Yesterday I visited the recently opened first fast-food joint from The Melt, founded by Flip camera creator Jonathan Kaplan (more on The Melt’s launch here and here). So what has a grilled cheese sandwich restaurant got to do with conferences?
Quite a lot actually, at least this particular one. Kaplan has created an interesting way to handle the order-queue-delivery workflow.
It’s not fully implemented yet (the store is just a few days old) but it will ideally work like this:
- Select your sandwich and/or soup combo using the mobile App (or at the register). The app will generate a bar code/QR code identifying your order
- When you’re at the store, scan the code on a scanner located at the counter (you could have paid for the order online or you can do it when you get there)
- The kitchen gets an alert that you’re ready to eat and the details of your order.
- A few minutes later your grilled cheese sandwich is ready and they call out your initials for you to pick-up the tray
Sounds familiar? It’s actually very similar to the registration process at a conference.

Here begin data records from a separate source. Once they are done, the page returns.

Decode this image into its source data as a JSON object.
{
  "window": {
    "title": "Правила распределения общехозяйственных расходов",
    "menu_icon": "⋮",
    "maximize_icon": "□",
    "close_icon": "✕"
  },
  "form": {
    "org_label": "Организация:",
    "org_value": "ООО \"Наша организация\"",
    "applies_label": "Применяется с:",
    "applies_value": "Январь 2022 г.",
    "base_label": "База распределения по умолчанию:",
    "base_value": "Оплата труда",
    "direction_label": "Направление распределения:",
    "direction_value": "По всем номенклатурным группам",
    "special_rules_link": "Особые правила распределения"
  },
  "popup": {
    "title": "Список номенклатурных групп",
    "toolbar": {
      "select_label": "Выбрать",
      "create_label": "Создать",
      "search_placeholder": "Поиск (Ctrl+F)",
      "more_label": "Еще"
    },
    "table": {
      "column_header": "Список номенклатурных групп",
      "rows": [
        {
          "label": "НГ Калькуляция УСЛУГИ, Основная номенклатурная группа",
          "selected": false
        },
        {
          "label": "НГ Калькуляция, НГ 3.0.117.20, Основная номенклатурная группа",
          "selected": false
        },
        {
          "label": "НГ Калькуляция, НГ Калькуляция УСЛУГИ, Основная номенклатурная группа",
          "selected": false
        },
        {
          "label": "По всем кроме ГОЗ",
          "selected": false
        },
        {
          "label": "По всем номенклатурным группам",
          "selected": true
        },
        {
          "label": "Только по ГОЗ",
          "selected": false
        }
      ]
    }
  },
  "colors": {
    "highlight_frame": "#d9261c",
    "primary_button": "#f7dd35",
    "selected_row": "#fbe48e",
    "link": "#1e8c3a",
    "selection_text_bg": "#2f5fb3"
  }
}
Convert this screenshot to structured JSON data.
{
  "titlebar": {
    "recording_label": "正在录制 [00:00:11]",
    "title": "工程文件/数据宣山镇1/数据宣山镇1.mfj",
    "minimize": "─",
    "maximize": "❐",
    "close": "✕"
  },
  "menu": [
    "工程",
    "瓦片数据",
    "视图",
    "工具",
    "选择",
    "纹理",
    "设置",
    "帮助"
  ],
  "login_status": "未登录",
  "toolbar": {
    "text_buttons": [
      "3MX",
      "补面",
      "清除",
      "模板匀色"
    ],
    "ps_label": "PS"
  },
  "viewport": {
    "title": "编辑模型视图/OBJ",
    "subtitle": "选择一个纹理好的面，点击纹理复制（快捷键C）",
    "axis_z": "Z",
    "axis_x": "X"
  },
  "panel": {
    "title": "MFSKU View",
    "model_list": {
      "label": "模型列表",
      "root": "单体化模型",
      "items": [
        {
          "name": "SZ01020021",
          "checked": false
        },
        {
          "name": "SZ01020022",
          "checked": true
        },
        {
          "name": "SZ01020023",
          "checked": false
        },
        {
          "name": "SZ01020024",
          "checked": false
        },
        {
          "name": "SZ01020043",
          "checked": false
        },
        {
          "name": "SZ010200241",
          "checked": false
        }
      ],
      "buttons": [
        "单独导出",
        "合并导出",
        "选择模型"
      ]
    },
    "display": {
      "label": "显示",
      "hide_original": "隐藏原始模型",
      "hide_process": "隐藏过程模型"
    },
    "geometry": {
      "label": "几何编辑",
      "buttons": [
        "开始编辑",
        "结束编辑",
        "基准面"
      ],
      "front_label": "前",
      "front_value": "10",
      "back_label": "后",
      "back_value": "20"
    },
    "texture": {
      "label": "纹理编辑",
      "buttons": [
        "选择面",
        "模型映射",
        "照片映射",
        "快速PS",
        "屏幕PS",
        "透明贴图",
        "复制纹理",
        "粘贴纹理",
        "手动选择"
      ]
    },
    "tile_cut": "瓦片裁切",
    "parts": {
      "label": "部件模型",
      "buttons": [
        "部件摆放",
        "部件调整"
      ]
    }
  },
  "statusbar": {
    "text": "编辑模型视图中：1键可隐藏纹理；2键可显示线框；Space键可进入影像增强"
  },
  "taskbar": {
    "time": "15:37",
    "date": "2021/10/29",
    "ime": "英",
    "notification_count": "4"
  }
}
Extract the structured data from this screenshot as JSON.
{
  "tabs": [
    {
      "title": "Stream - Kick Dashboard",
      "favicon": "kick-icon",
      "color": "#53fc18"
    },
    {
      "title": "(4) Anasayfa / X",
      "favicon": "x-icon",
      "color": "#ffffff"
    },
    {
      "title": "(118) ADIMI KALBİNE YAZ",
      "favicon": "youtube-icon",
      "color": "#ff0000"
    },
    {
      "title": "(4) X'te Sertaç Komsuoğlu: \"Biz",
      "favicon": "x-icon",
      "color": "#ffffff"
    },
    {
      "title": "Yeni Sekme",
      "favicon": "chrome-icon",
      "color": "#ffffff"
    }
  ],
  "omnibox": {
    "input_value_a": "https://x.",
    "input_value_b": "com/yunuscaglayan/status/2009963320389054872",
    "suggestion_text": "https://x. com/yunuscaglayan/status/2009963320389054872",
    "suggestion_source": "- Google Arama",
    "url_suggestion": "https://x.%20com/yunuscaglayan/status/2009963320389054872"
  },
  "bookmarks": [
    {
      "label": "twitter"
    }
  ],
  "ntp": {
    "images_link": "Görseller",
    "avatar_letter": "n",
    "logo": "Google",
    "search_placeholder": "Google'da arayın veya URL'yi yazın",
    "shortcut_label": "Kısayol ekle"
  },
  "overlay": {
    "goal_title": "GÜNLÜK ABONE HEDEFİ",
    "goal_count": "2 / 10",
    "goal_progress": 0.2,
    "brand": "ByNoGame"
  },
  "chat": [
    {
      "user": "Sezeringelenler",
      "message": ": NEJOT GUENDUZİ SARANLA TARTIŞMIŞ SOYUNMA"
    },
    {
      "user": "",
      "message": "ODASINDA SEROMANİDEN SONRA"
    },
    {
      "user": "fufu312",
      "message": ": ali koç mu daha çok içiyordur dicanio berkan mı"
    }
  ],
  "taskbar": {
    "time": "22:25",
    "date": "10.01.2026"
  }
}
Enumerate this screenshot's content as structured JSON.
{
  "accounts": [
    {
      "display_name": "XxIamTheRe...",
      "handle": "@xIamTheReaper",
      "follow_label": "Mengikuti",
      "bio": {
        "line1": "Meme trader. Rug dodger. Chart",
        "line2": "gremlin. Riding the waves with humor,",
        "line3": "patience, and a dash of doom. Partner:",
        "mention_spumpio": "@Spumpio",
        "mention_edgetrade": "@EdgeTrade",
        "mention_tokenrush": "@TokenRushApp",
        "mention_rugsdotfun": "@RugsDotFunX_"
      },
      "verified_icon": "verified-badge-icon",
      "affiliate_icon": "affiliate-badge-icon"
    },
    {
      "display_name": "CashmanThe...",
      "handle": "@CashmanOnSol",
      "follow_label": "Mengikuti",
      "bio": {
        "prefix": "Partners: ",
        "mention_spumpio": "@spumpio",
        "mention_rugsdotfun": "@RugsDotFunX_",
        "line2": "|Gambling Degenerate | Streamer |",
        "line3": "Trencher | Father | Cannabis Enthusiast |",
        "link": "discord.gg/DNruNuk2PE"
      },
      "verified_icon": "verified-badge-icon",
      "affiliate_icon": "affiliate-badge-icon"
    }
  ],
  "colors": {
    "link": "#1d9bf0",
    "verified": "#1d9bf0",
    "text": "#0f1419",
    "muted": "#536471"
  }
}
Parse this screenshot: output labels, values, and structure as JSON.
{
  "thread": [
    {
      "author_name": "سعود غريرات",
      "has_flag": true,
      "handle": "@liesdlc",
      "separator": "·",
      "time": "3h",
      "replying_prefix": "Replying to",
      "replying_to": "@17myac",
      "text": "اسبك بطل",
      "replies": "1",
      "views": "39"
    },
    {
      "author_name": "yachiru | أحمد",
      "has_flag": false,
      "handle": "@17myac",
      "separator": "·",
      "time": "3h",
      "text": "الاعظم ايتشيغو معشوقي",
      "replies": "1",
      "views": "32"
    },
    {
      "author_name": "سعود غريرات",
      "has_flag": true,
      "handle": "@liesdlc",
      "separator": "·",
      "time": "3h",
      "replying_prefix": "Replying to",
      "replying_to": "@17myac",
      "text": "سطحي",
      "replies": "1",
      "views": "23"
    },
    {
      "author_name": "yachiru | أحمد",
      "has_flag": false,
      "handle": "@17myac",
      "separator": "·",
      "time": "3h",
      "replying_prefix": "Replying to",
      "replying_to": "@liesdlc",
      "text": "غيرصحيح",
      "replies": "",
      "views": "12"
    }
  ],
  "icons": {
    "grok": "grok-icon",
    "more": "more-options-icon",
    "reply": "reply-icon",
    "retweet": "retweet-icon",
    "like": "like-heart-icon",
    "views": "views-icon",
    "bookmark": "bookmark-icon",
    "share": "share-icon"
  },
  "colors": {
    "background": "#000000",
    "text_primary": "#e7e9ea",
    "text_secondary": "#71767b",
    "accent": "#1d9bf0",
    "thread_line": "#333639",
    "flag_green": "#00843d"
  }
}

The flow at a conference would be more or less as follows:
- You buy your ticket online and you get a receipt with a QR code that you can print and bring to the venue or (ideally) display on your smartphone
- When you arrive at the venue you stand up in line and you scan your code, indicating that you’re ready to pick up your badge. The badge is sent to the printer (usually just the label with your name/company which will be applied onto the badge)
- If there are several registration counters, a screen at the entrance of the queue indicates to which one you should proceed to pick up your badge
- When you get in front of the registration assistant, you say your name (and show some kind of identification) and she provides your badge
Advantages of this process:
- Badges are produced just in time, so that the registration assistants don’t have to navigate through hundreds (thousands) of printed badges
- You don’t need to have registration counters divided alphabetically by surname, which usually makes the flow worse (you can predict how many people will go to each counter but not when, thus often producing idle times in some counters while others are too crowded)
- Having a unique queue that leads to several counters makes traffic distribution easier (and the whole process faster)
PS: The Melt Experience
The experience was good, in the end it’s just a grilled cheese sandwich! The restaurant is rather small and the registration process I described above is not fully implemented yet (you order and pay at the cashier, she produces the ticket with the code and scans it for you. When your order is ready they call out your name). It’s a nice detail that under each table you have a couple of power sockets where you can plug in your laptop, which makes it geek (or worker) friendly. From what I read, the technology used to cook the sandwiches is rather innovative and has been developed by Kaplan and his team. It allows to make the “perfect grilled cheese” sandwich in just 60 seconds. I ordered a soup-sandwich combo which was about 10 USD final price.